The practice has been a core element of the CIA’s drone program in Pakistan for several years. CIA Director David H. Petraeus has requested permission to use the tactic against the al-Qaeda affiliate in Yemen, which has emerged as the most pressing terrorism threat to the United States, officials said.
If approved, the change would probably accelerate a campaign of U.S. airstrikes in Yemen that is already on a record pace, with at least eight attacks in the past four months.
For President Obama, an endorsement of signature strikes would mean a significant, and potentially risky, policy shift. The administration has placed tight limits on drone operations in Yemen to avoid being drawn into an often murky regional conflict and risk turning militants with local agendas into al-Qaeda recruits.
A senior administration official, who like others spoke on the condition of anonymity to discuss sensitive internal deliberations, declined to talk about what he described as U.S. “tactics” in Yemen, but he said that “there is still a very firm emphasis on being surgical and targeting only those who have a direct interest in attacking the United States.”
U.S. officials acknowledge that the standard has not always been upheld. Last year, a U.S. drone strike inadvertently killed the American son of al-Qaeda leader Anwar al-Awlaki. The teenager had never been accused of terrorist activity and was killed in a strike aimed at other militants.

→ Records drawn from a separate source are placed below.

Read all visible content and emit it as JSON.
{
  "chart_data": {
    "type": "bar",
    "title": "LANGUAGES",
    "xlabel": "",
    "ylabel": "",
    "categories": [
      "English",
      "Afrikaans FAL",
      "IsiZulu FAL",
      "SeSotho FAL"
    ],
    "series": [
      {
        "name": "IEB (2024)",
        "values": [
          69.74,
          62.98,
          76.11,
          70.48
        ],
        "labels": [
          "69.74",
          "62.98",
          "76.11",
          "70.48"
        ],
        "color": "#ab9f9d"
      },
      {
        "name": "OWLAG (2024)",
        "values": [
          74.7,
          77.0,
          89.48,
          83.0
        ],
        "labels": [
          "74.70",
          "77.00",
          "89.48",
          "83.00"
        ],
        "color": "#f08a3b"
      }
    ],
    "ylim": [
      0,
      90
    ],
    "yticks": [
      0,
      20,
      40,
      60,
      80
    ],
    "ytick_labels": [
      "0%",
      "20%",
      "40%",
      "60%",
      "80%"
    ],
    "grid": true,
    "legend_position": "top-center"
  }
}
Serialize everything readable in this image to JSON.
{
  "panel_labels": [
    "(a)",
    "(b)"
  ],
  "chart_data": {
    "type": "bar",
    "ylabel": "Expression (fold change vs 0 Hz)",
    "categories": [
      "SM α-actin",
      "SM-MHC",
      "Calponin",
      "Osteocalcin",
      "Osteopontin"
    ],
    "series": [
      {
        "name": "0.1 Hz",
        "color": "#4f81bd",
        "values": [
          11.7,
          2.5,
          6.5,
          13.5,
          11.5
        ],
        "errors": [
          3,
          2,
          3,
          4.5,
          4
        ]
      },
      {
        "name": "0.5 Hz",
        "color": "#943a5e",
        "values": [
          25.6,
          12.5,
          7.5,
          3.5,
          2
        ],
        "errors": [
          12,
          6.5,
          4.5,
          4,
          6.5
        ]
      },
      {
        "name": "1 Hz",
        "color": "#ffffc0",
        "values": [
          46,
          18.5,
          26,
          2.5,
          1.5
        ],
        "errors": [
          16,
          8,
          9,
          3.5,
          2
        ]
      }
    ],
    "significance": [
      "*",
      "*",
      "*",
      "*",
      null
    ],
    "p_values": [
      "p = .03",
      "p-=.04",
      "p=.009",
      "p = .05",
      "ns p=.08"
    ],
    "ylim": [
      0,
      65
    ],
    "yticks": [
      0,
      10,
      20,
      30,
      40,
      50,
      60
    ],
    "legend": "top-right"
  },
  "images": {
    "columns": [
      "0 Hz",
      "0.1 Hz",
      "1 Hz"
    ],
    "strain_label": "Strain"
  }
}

Some U.S. officials have voiced concern that such incidents could become more frequent if the CIA is given the authority to use signature strikes.
“How discriminating can they be?” asked a senior U.S. official familiar with the proposal. Al-Qaeda’s affiliate in Yemen “is joined at the hip” with a local insurgency whose main goal is to oust the country’s government, the official said. “I think there is the potential that we would be perceived as taking sides in a civil war.”
U.S. officials said that the CIA proposal has been presented to the National Security Council and that no decision has been reached. Officials from the White House and the CIA declined to comment.
Proponents of the plan said improvements in U.S. intelligence collection in Yemen have made it possible to expand the drone campaign — and use signature strikes — while minimizing the risk of civilian casualties.
They also pointed to the CIA’s experience in Pakistan. U.S. officials said the agency killed more senior al-Qaeda operatives there with signature strikes than with those in which it had identified and located someone on its kill list.
In Pakistan, the CIA “killed most of their ‘list people’ when they didn’t know they were there,” said a former senior U.S. military official familiar with drone operations.
The agency has cited the Pakistan experience to administration officials in arguing, perhaps counterintuitively, that it can be more effective against al-Qaeda’s Yemen affiliate if it doesn’t have to identify its targets before an attack. Obama, however, ruled out a similar push for such authority more than a year ago.